– И что же?

– А то, что не человек я, а человечишко… Беспутный, пустой, как вот эта банка из-под огурцов. Ничего во мне хорошего нет…

– И не было? – Тимофей прищурился, но бутылку от Ивана отодвинул, заменив ее на бутерброд с «докторской».

– Не знаю, Тимофей. Может, когда и было, да только забыл я об этом давным-давно… Катя, вот, помнила…

– А что она про тебя помнить могла, если вы познакомились с ней, когда ты в наш город переехал?

– А ты не знаешь? Не тогда мы друг друга узнали-то. Давно знакомы были. Еще с того времени, как я кораблики в луже пускал, а Катя со сбитыми коленками бегала…

– Постой! Это что же получается? Ты мне врал? Я думал, что вы с Катей знакомы столько, сколько прожили. Вы же сразу съехались, как только познакомились. Вот я и думал…

– Почему врал? Ты не спрашивал.

– Надо же… А я о ней не очень хорошо думал…

– Почему?

– Потому, что сошлась с тобой быстро. До этого жила тихо – скромно, с пацаном своим, никого к себе не водила, а тут – здрасте-пожалуйста! Муж! Кто такой? Откуда взялся? Никто не знал. Решили, что она на тебе от тоски повисла. Шутка ли – столько лет одна, да еще с ребенком? Все знали, что ты сидел. А какая порядочная женщина за сидельца замуж пойдет? Кому оно надо?

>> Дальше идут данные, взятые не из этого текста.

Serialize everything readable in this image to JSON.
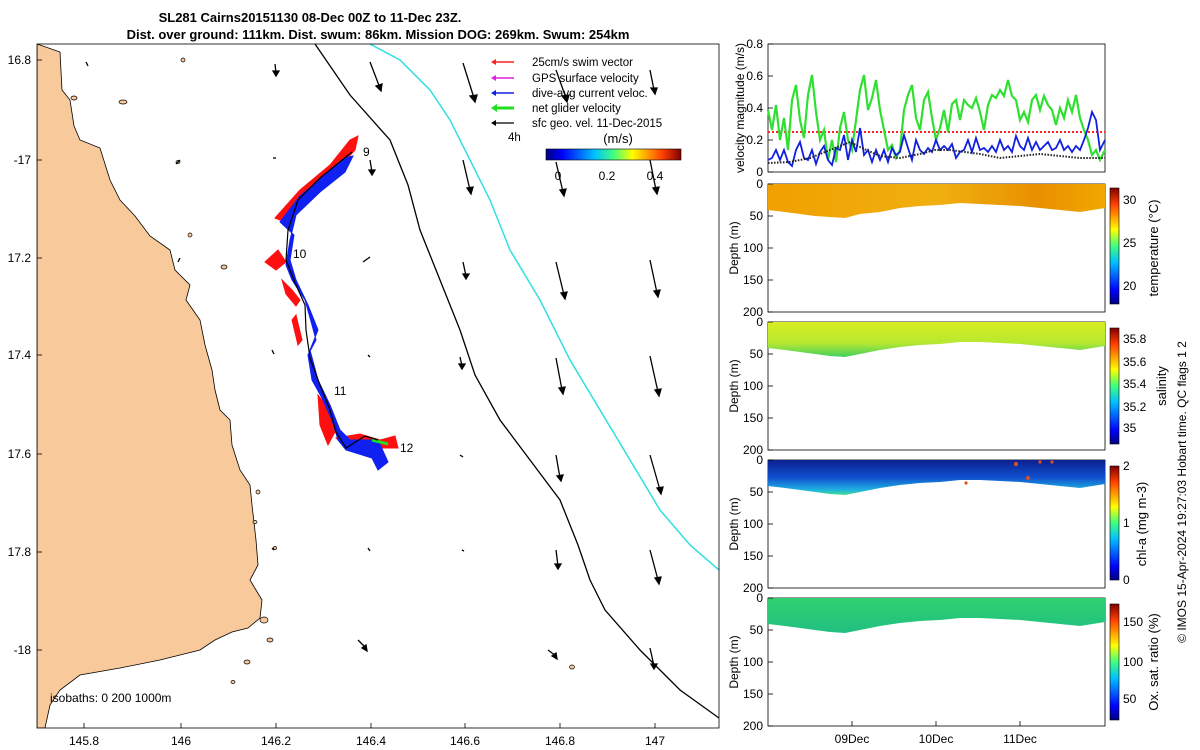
{
  "header": {
    "title_line1": "SL281 Cairns20151130 08-Dec 00Z to 11-Dec 23Z.",
    "title_line2": "Dist. over ground: 111km. Dist. swum: 86km. Mission DOG: 269km. Swum: 254km"
  },
  "map": {
    "lon_ticks": [
      "145.8",
      "146",
      "146.2",
      "146.4",
      "146.6",
      "146.8",
      "147"
    ],
    "lat_ticks": [
      "16.8",
      "-17",
      "17.2",
      "17.4",
      "17.6",
      "17.8",
      "-18"
    ],
    "day_labels": [
      "9",
      "10",
      "11",
      "12"
    ],
    "isobath_label": "isobaths: 0   200  1000m",
    "legend": [
      {
        "label": "25cm/s swim vector",
        "color": "#ff2020"
      },
      {
        "label": "GPS surface velocity",
        "color": "#e020e0"
      },
      {
        "label": "dive-avg current veloc.",
        "color": "#1020e0"
      },
      {
        "label": "net glider velocity",
        "color": "#20e020"
      },
      {
        "label": "sfc geo. vel. 11-Dec-2015",
        "color": "#000000"
      }
    ],
    "interval_label": "4h",
    "colorbar_unit": "(m/s)",
    "colorbar_ticks": [
      "0",
      "0.2",
      "0.4"
    ],
    "colors": {
      "land": "#f8c99a",
      "isobath_200": "#000000",
      "isobath_1000": "#30e0e0"
    }
  },
  "panels": {
    "velocity": {
      "ylabel": "velocity magnitude (m/s)",
      "yticks": [
        "0",
        "0.2",
        "0.4",
        "0.6",
        "0.8"
      ]
    },
    "depth_label": "Depth (m)",
    "depth_ticks": [
      "0",
      "50",
      "100",
      "150",
      "200"
    ],
    "temperature": {
      "cb_label": "temperature (°C)",
      "cb_ticks": [
        "20",
        "25",
        "30"
      ]
    },
    "salinity": {
      "cb_label": "salinity",
      "cb_ticks": [
        "35",
        "35.2",
        "35.4",
        "35.6",
        "35.8"
      ]
    },
    "chla": {
      "cb_label": "chl-a (mg m-3)",
      "cb_ticks": [
        "0",
        "1",
        "2"
      ]
    },
    "oxygen": {
      "cb_label": "Ox. sat. ratio (%)",
      "cb_ticks": [
        "50",
        "100",
        "150"
      ]
    },
    "time_ticks": [
      "09Dec",
      "10Dec",
      "11Dec"
    ]
  },
  "credit": "© IMOS 15-Apr-2024 19:27:03 Hobart time. QC flags 1  2"
}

– Прав ты. Никому… Катя единственная была, кто меня понял и принял… А я ей вот так отплатил…

– Как?

– А то ты не знаешь? С тобой ведь пили!

– Как будто я тебя силком поил! Ты, Иваныч, говори, да не заговаривайся!

– Это не тебе претензия. Себя ругаю… Нет мне прощения за то, что такую женщину потерял…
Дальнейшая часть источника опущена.